Les cheveux coiffés en pétard, d'une couleur orange délavée, les lunettes bien fixées sur son nez, elle me regarde des pieds à la tête d'un air condescendant. Son insistance non dissimulée, un rien méprisante, me met mal à l'aise. Voici longtemps que je ne me suis pas sentie comme une merde, un être insignifiant qu'on regarde avec dédain et moquerie, une chose, une espèce en voie de disparition... un microbe dans le genre.
Je me concentre.

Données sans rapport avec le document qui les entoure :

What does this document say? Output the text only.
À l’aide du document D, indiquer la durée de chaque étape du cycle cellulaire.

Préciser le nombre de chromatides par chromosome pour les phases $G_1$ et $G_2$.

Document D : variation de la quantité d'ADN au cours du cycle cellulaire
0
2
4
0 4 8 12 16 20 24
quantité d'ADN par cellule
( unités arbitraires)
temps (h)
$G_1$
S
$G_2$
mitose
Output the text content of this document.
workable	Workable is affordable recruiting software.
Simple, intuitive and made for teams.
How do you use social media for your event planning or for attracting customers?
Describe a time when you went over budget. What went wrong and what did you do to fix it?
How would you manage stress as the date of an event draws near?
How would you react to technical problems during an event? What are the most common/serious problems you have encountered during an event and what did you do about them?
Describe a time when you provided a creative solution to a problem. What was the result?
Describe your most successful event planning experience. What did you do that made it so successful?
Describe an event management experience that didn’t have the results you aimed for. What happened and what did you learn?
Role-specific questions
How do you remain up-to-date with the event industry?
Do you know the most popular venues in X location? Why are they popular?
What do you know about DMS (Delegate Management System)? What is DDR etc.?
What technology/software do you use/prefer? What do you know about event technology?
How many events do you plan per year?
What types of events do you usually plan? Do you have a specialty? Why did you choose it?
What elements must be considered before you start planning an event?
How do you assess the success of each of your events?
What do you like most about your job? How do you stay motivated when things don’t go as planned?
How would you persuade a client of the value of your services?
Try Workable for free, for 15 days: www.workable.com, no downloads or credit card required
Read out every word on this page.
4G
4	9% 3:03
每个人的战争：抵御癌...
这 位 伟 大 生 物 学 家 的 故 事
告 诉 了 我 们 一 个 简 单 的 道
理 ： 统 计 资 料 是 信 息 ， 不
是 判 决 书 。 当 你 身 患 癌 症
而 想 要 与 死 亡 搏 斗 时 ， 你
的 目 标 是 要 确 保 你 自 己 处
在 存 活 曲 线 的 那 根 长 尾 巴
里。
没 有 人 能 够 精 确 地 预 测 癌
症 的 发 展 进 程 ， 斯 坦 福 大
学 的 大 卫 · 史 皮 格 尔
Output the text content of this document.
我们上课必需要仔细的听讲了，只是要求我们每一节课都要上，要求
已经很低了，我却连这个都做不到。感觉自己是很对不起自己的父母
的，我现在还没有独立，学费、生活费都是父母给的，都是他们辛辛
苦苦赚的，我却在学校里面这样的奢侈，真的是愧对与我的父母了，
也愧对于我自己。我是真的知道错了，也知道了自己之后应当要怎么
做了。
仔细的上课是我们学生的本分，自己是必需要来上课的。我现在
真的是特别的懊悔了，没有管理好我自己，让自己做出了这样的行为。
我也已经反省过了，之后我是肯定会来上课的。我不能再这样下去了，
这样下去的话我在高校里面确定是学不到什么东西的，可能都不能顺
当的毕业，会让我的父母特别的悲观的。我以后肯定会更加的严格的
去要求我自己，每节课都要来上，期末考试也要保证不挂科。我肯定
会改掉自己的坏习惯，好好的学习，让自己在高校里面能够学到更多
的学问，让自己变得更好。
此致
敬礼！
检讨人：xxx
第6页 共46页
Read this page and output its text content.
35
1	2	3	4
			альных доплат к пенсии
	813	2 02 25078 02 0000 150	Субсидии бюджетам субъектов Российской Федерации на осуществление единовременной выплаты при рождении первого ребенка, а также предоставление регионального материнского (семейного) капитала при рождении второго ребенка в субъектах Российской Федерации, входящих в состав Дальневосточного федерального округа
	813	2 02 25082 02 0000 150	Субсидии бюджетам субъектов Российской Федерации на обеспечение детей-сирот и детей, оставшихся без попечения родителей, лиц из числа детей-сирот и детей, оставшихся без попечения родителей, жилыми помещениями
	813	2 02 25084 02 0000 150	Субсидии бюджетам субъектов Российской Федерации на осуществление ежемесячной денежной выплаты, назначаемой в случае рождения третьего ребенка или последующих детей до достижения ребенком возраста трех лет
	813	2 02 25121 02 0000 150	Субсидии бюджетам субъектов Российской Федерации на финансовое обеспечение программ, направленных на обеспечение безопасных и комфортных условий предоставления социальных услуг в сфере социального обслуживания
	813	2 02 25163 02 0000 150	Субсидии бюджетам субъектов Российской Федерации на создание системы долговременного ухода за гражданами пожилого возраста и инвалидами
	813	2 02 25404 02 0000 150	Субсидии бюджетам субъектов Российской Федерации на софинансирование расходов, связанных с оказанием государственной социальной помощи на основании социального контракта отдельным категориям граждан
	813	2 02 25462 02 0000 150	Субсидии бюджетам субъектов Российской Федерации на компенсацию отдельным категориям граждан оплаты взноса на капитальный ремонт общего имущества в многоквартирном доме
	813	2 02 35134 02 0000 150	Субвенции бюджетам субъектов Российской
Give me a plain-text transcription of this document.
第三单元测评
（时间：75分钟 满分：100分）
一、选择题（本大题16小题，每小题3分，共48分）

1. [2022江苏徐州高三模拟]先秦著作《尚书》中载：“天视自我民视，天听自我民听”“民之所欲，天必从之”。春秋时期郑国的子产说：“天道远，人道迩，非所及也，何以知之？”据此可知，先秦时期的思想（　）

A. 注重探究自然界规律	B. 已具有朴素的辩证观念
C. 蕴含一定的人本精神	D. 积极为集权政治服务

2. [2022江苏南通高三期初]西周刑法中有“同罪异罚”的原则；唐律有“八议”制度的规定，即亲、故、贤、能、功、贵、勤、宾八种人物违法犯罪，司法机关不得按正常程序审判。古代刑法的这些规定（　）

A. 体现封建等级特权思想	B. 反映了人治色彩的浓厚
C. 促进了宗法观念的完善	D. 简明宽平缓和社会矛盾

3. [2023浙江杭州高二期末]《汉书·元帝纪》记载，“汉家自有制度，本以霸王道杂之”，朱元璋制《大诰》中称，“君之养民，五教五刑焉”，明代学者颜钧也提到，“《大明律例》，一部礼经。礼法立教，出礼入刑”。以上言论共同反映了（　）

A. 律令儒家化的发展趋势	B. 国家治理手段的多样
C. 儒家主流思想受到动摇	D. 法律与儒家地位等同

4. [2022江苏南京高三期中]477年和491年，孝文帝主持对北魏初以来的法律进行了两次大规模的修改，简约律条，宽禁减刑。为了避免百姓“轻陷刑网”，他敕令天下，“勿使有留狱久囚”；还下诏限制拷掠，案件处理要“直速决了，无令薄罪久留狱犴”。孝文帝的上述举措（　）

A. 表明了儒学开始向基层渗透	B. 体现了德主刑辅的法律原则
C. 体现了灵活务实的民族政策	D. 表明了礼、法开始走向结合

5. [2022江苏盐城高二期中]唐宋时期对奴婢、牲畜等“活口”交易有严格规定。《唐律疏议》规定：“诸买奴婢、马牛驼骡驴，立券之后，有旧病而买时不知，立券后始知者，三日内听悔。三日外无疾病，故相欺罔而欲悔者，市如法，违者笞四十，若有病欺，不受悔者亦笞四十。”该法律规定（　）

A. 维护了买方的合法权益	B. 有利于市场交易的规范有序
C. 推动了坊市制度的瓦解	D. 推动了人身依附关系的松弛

J'ai envoyé tant de candidatures en deux mois, spontanées ou non, et voici l'oppotunité d'un second entretien. Swatch. Je relève la tête, espérant retrouver ainsi un peu de dignité devant cette femme. Après 2h30 d'essai à appréhender le métier de vendeuse en boutique, elle me donne toutes les raisons de croire que ce n'est pas elle qui a pris l'initiative de me mettre à l'épreuve, mais sa hierarchie. Toutes les raisons de croire aussi que je n'ai rien à faire dans son équipe, qu'on ne se reverra sans doute jamais, que je recevrai la fameuse lettre de remerciement pour mon intérêt vis-à vis de la société, mais que mon dossier n'a pas été retenu.
Je ne sais plus trop comment prendre la nouvelle: "Oui, bon, pourquoi pas travailler ensemble, je ne suis pas contre ( mais au moins est-ce que vous êtes pour? ), mais bon". Du coup, mon entousiasme est légèrement ébranlé. Voici 3 jours que je travaille.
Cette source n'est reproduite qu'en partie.